Eli Russell Linnetz Creates Mount Rushmore Pizza Oven at L.A. Gallery

L.A. fashion’s favorite multihyphenate Eli Russell Linnetz has added another dash to his bona fides.

The designer-photographer-writer-director, born in Venice Beach, Calif., has opened his debut art exhibition at the Jeffrey Deitch gallery in Hollywood and it’s as wonderfully wacky as you’d expect.

Titled “Monuments,” the show looks at iconographic symbols of American culture. Chief among them is a monumental sculpture of Mount Rushmore with a fully functional pizza oven built inside, which guest chefs including star Evan Funke are being invited to try out at gallery-hosted dinners. It’s made of foam, fiberglass and car paint.

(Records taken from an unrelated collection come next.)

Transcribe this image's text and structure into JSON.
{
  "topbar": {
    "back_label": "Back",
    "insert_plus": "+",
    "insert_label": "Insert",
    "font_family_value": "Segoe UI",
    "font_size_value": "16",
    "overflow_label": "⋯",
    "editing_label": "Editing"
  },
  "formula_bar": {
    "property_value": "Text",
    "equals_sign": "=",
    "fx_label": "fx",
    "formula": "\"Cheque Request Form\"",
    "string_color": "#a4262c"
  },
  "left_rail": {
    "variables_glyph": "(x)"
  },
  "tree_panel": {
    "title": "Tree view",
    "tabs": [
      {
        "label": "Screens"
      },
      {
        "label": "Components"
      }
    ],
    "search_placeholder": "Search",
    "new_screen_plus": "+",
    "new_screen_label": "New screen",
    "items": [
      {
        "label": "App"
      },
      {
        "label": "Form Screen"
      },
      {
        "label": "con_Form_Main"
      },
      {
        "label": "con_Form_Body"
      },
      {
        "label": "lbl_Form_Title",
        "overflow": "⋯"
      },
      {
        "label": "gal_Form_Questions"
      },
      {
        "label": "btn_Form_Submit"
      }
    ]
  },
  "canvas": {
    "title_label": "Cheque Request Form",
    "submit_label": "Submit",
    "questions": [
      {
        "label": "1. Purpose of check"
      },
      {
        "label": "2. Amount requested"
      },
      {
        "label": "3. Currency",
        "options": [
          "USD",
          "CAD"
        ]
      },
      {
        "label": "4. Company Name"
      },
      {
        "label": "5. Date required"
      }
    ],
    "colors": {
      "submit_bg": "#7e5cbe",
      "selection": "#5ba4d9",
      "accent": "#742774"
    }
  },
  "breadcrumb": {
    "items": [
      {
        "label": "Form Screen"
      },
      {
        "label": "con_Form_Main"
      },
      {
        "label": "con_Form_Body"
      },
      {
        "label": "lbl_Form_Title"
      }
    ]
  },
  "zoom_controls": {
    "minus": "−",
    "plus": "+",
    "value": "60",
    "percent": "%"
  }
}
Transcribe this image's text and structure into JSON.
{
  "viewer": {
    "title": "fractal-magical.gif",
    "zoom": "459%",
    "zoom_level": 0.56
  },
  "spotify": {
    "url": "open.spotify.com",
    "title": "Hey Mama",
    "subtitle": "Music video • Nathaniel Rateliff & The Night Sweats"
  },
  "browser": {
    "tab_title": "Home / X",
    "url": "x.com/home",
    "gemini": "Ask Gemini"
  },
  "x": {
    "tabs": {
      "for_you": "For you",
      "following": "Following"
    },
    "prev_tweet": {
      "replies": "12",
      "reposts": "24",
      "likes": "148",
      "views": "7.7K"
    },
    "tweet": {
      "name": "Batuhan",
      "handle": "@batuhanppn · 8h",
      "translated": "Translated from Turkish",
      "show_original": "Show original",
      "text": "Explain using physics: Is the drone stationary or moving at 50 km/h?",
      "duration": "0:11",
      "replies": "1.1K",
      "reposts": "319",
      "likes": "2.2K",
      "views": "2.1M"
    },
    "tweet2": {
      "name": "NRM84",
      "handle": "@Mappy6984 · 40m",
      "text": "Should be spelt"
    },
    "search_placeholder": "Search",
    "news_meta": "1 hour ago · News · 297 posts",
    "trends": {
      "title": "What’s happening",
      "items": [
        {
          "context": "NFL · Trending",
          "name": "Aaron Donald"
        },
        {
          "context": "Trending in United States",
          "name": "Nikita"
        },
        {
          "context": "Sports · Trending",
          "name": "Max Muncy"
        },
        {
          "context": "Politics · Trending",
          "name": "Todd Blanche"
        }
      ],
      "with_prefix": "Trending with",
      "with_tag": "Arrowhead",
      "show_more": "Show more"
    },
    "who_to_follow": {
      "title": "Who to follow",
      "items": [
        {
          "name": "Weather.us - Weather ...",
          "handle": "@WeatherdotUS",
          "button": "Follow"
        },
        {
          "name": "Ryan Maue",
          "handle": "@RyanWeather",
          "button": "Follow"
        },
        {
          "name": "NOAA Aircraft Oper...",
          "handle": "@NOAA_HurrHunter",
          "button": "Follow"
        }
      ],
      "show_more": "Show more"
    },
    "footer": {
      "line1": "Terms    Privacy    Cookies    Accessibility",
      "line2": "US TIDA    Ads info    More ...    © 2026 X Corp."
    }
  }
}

“I tried to encapsulate America into one sculpture,” said Linnetz, wearing a chef’s toque at the opening party, where naturally, pizza was served and ERL skater pants and tank tops were de riguer. “This is for people who don’t want to go to Mount Rushmore. And a few people who have been to Mount Rushmore said this is better.”

Other monuments in the show include a rack of hoodies loaded with uneasy American symbolism, and a fallen Statue of Liberty that will be familiar to guests of the 2023 edition of Pitti Uomo, where a similar work was a fixture at the menswear fair’s central hub, and Linnetz presented his first stand-alone men’s runway show for spring 2024.

Eli Russell Linnetz: “Monuments”

COPYRIGHT:JOSHUA WHITE/JWPicture

There are also several paintings on display, which are abstracted presidential portraits of Theodore Roosevelt, John Adams, Thomas Jefferson and others built to the scale of the real portraits they are based on. “I love the abstraction with the matte gray of the painting and taking something and totally flattening it. It’s also inspired by ‘North By Northwest.’ I really wanted to get Eva Marie Saint here,” he said of the Hitchcock heroine who turned 100 on July 4.

Eli Russell Linnetz:

Eli Russell Linnetz: “Monuments”

COPYRIGHT:JOSHUA WHITE/JWPicture

The gallery text for the exhibition, which is open through Aug. 3, calls Linnetz “one of the preeminent contemporary interpreters of American nostalgia…who has reinvigorated the exploration of the American past and present for a new generation.” Prices for the works start at $10,000.

“I am always interested in creative forces like Eli who are expanding the definition of art and the artist,” said Deitch of his interest. “I began following Eli’s interventions into the fashion system and saw that what he was doing was as much art as fashion. I invited him to develop a project for my gallery. When he described his concept for a Mount Rushmore pizza oven, I knew we had to make it happen. Miraculously we now have a Mount Rushmore pizza oven in the gallery, with pizza served every Saturday.”